Belakangan ini kita sering disuguhka dengan berita kekerasan dan pelecehan seksual pada anak di bawah umur. Tentunya hal ini membuat kita semakin khawatir pada anak-anak kita. Karena itu sebagai orang tua, Parents harus mulai mencegah perkawinan dan kekerasan anak mulai dari rumah sendiri.
Latar Belakang Tingginya Angka Kekerasan Pada Anak
Dilansir dari data SIMFONI Kementerian Pemberdayaan Perempuan dan Perlindungan Anak, semenjak Januari hingga September 2022 saja sudah ada 17.793 kasus kekerasan. Dengan persentase tertinggi berasal dari kekerasan seksual pada anak.

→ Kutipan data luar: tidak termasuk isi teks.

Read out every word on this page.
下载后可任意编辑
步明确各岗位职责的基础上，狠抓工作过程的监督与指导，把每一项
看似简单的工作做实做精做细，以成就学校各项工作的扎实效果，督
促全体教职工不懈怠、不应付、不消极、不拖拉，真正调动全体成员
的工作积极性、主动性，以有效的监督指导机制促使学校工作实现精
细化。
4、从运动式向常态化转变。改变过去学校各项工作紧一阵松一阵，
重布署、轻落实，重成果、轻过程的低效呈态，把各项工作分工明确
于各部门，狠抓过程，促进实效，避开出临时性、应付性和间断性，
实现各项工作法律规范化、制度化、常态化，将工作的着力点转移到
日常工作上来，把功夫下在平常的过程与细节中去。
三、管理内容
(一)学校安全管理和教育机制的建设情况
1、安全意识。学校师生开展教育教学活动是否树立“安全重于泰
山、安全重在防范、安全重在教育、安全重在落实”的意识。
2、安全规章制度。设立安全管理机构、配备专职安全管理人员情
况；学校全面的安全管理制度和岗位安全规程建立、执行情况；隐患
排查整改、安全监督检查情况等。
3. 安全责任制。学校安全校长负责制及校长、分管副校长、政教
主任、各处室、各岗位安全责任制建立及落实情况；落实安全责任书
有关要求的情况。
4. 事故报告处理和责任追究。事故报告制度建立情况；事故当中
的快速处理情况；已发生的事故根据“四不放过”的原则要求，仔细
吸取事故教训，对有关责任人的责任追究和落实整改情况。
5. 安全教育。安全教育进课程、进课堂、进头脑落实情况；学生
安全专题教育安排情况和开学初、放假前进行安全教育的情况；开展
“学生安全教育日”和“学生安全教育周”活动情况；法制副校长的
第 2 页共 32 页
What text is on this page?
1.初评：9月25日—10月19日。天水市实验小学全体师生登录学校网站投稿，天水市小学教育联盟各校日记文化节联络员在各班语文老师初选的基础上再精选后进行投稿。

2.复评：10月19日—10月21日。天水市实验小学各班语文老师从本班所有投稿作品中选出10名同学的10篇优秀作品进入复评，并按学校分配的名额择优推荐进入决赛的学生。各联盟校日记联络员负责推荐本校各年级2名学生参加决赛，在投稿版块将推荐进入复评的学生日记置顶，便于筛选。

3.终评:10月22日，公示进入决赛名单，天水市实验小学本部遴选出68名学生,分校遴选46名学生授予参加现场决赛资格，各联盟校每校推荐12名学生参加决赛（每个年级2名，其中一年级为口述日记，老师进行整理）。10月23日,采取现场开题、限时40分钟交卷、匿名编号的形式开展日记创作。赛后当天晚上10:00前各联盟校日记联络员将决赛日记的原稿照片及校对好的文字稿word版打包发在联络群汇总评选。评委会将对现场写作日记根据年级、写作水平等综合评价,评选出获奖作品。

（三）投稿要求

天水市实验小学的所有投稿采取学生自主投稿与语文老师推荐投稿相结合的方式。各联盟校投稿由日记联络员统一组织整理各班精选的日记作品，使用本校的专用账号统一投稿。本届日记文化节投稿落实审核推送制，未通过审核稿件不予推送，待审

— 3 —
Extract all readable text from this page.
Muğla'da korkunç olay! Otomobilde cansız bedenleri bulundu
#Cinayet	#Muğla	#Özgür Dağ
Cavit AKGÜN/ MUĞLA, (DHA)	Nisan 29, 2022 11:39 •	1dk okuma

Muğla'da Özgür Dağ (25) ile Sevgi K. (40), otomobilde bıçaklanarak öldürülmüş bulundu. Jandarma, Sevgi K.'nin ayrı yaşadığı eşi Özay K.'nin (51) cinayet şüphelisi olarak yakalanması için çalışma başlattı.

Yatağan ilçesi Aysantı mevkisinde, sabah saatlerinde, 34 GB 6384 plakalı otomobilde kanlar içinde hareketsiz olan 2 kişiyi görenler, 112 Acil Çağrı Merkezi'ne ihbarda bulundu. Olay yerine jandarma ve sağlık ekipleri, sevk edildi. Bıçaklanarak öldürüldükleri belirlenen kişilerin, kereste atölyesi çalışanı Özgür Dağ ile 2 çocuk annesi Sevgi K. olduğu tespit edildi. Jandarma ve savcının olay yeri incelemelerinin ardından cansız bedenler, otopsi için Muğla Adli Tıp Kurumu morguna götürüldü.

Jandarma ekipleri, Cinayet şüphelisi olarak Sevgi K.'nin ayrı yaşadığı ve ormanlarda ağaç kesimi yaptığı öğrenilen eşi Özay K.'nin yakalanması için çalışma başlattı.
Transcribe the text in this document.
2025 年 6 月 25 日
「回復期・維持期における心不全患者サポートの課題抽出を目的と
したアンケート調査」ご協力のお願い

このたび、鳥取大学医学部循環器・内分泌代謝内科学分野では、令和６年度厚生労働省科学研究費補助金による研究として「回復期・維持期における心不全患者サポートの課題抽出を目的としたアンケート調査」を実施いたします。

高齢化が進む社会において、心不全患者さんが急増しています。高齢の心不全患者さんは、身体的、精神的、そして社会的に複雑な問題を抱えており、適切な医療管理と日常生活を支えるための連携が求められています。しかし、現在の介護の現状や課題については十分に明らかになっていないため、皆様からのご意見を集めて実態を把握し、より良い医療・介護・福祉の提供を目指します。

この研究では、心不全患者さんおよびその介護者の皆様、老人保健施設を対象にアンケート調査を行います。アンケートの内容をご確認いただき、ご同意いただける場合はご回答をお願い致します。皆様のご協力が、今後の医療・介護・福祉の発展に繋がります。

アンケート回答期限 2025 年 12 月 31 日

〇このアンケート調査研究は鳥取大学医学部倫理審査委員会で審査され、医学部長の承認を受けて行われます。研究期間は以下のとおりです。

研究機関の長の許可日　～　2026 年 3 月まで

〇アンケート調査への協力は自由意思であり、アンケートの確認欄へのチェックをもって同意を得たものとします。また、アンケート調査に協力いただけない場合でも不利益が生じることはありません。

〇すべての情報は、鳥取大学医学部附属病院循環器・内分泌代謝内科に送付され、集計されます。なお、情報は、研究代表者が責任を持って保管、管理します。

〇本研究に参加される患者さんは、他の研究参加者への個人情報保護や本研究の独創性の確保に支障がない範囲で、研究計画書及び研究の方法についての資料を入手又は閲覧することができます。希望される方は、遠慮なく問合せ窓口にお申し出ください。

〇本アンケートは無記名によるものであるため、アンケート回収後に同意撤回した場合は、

Sungguh mengkhawatirkan ya, Parents.
Dari jumlah data tersebut, ternyata 56% adalah kasus kekerasan pada anak dengan jumlah tertinggi terjadi di usia 13-17 tahun dan 6-12 tahun dengan pelaku kebanyakan orang tua. Jumlah ini meningkat dibanding sebelumnya, data 2021 sebesar 11.952 kasus menjadi 13.651 kasus hingga September 2022.
Tingginya angka kekerasan pada anak ternyata banyak berasal dari kekerasan seksual yang dialami anak.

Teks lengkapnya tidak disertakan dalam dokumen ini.